Darayya, once hailed as the epicenter of the peaceful protest movement, was one of the first towns outside Damascus to join the uprising and one of the last to take up arms, although in recent months it had become a stronghold of the Free Syrian Army. The departed U.S. ambassador to Syria, Robert Ford, made a symbolic visit there last September to attend the funeral of Ghiyath Matar, a peace activist who had been tortured to death after his capture by Syrian security forces — a gesture of support for nonviolence at a time when the revolt was rapidly turning into an armed rebellion.

If the killings are confirmed, said Britain’s Foreign Office minister for the Middle East, Alistair Burt, they would represent “an atrocity on a new scale,” highlighting “the urgent need for international action to bring an end to the violence.”

Most of the refugees in Turkey are fleeing the daily shelling and aerial bombardments in northern Syria, where rebel advances last month into Aleppo, the commercial capital, raised opposition hopes that a swath of territory from which government forces have been ejected could be transformed into a haven.
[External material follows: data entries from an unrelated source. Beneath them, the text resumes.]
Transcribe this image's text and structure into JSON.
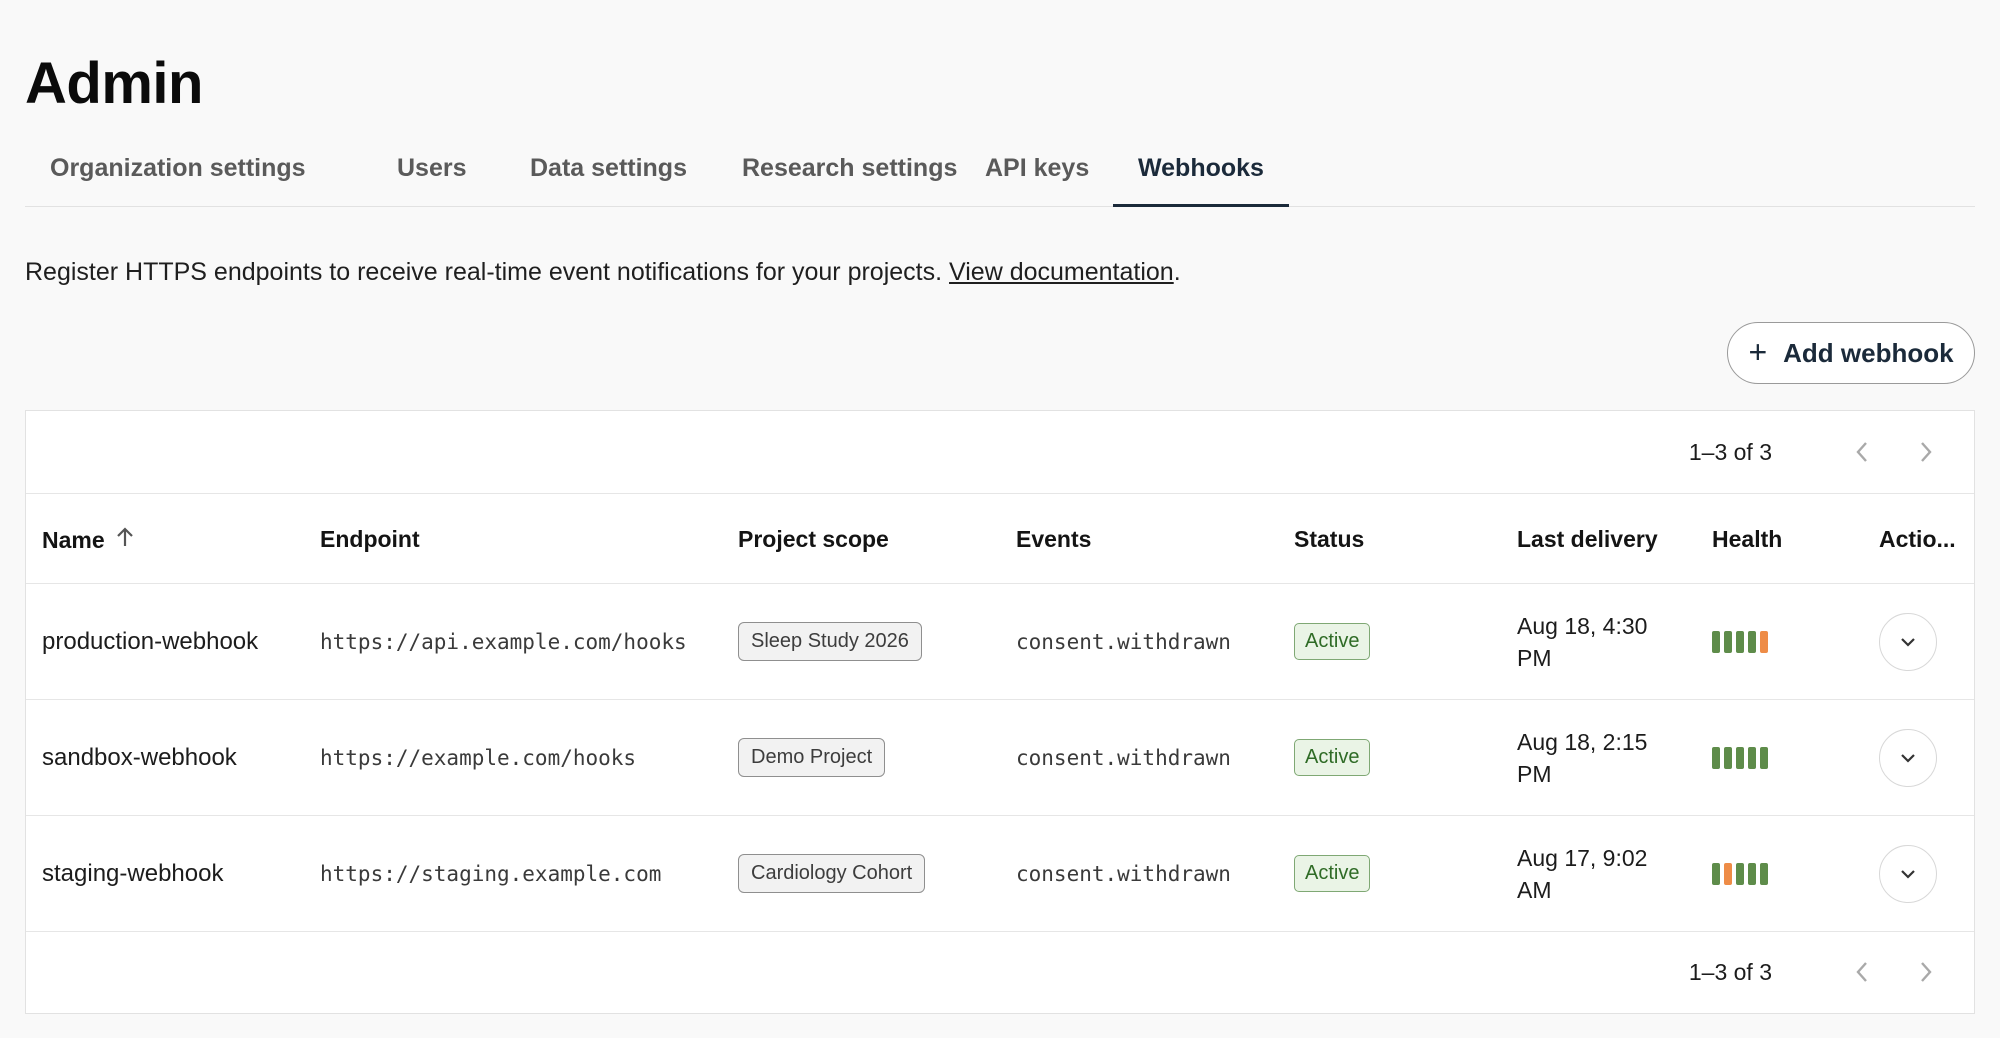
{
  "page": {
    "title": "Admin"
  },
  "tabs": [
    {
      "label": "Organization settings"
    },
    {
      "label": "Users"
    },
    {
      "label": "Data settings"
    },
    {
      "label": "Research settings"
    },
    {
      "label": "API keys"
    },
    {
      "label": "Webhooks"
    }
  ],
  "description": {
    "text": "Register HTTPS endpoints to receive real-time event notifications for your projects.",
    "link": "View documentation",
    "suffix": "."
  },
  "add_button": {
    "label": "Add webhook",
    "icon": "plus-icon"
  },
  "pagination": {
    "range": "1–3 of 3",
    "prev_icon": "chevron-left-icon",
    "next_icon": "chevron-right-icon"
  },
  "table": {
    "columns": {
      "name": "Name",
      "endpoint": "Endpoint",
      "project_scope": "Project scope",
      "events": "Events",
      "status": "Status",
      "last_delivery": "Last delivery",
      "health": "Health",
      "actions": "Actio..."
    },
    "sort_icon": "arrow-up-icon",
    "rows": [
      {
        "name": "production-webhook",
        "endpoint": "https://api.example.com/hooks",
        "project": "Sleep Study 2026",
        "events": "consent.withdrawn",
        "status": "Active",
        "delivery_line1": "Aug 18, 4:30",
        "delivery_line2": "PM",
        "health": [
          "success",
          "success",
          "success",
          "success",
          "warning"
        ]
      },
      {
        "name": "sandbox-webhook",
        "endpoint": "https://example.com/hooks",
        "project": "Demo Project",
        "events": "consent.withdrawn",
        "status": "Active",
        "delivery_line1": "Aug 18, 2:15",
        "delivery_line2": "PM",
        "health": [
          "success",
          "success",
          "success",
          "success",
          "success"
        ]
      },
      {
        "name": "staging-webhook",
        "endpoint": "https://staging.example.com",
        "project": "Cardiology Cohort",
        "events": "consent.withdrawn",
        "status": "Active",
        "delivery_line1": "Aug 17, 9:02",
        "delivery_line2": "AM",
        "health": [
          "success",
          "warning",
          "success",
          "success",
          "success"
        ]
      }
    ]
  },
  "colors": {
    "success": "#5e8c4a",
    "warning": "#ee8c47",
    "accent": "#1b2a3a"
  }
}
The mostly rural areas along the Turkish border where government forces are no longer present are nonetheless routinely subjected to artillery bombardments, airstrikes and attacks by combat helicopters, contributing to the continued flow of refugees.

Nervous neighbors

Jordan, which is hosting 61,000 refugees and as many as 100,000 Syrian residents, is also complaining that it is unable to cope with an accelerated influx of more than 2,000 refugees a day. “The number of refugees is growing, and our limited resources are thinning,” Jordan’s information minister, Samih al-Maaytah, said Sunday, the Associated Press reported. “The international community should come to the aid of the Syrian refugees.”

In Lebanon, a spate of kidnappings of Syrians by a Shiite Lebanese clan has raised concerns for the safety of the 51,000 refugees registered there and highlighted the potential for Syria’s conflict to ignite sectarian tensions.
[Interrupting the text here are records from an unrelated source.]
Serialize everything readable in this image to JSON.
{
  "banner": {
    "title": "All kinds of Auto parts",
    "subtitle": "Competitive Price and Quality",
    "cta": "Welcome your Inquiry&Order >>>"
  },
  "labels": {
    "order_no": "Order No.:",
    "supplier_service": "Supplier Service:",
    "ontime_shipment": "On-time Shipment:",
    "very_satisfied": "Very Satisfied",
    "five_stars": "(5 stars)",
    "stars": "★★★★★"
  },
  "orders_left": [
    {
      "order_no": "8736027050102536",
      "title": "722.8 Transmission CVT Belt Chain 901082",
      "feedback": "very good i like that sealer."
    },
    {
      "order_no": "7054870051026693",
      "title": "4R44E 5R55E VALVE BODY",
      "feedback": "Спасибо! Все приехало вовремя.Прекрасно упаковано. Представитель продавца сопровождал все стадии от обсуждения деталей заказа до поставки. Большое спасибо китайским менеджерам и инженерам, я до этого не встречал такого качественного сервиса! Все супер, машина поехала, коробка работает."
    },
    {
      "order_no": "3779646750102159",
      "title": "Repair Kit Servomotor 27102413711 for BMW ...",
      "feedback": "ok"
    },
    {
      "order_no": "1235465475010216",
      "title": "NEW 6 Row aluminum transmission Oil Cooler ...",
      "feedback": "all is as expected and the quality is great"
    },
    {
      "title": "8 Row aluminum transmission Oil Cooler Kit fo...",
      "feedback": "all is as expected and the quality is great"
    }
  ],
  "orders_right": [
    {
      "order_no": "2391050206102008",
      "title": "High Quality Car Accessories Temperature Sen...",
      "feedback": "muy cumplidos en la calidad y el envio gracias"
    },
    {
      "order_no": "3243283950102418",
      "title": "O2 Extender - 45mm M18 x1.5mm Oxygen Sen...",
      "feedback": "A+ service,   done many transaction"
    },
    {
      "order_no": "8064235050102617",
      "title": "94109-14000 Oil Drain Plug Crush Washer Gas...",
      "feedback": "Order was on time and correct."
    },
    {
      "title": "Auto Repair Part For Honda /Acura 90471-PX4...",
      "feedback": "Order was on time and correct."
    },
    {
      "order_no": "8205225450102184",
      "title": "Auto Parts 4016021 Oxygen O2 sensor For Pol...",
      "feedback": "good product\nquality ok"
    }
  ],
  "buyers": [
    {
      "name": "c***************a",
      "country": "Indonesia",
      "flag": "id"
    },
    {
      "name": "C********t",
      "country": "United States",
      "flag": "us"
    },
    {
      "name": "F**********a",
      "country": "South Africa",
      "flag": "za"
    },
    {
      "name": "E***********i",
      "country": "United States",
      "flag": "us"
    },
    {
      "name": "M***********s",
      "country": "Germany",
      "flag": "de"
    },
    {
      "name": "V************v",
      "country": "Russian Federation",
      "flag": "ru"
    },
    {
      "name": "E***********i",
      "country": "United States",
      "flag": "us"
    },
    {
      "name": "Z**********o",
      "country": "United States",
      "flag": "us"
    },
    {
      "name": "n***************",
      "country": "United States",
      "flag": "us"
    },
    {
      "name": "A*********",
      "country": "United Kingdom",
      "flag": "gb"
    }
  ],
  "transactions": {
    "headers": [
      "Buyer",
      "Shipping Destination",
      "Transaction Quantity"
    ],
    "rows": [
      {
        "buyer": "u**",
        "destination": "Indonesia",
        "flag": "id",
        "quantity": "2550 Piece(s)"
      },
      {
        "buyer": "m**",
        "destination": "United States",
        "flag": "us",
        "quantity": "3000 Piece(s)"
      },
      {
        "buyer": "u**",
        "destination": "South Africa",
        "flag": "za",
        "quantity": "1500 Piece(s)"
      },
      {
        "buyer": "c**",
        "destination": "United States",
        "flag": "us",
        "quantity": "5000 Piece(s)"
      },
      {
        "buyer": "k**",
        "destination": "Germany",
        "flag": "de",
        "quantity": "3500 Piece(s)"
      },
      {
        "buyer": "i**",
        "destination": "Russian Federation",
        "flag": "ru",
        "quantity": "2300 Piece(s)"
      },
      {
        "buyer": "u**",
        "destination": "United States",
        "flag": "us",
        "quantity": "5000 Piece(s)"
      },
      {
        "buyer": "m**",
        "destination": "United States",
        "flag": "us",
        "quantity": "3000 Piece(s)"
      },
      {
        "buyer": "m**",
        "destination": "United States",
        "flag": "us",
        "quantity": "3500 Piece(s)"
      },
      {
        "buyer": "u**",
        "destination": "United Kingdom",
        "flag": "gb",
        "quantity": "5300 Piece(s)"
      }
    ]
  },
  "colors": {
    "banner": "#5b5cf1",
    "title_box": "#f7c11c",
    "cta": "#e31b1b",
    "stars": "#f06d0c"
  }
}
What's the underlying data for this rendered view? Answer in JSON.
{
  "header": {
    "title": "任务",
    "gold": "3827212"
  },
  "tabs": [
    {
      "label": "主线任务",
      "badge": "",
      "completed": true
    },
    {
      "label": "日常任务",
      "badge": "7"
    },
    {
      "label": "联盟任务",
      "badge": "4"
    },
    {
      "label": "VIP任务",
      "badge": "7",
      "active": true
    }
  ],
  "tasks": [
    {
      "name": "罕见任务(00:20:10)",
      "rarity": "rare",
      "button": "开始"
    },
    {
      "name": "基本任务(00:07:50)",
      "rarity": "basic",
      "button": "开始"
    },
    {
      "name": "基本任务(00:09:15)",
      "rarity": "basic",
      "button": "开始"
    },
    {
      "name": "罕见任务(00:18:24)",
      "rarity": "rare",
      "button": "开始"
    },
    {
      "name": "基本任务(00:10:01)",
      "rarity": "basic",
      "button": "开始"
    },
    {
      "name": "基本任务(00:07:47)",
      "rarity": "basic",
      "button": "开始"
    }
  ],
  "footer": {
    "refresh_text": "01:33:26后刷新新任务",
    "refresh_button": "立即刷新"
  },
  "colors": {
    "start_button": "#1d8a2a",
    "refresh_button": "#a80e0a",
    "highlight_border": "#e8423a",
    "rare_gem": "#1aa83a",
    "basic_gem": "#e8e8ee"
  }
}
Iraq, which is hosting nearly 16,000 refugees, closed its main border crossing with Syria over the weekend after rebels were reported to be overrunning government buildings in the border town of Abu Kamal.

Also Sunday, Syria’s vice president, Farouk al-Shara, made a rare public appearance that quelled weeks of rumors that he had defected. Shara, a Sunni, has been identified in a variety of peace proposals as the possible leader of a transitional government. But on Sunday, he was seen by reporters attending a meeting with a visiting Iranian official.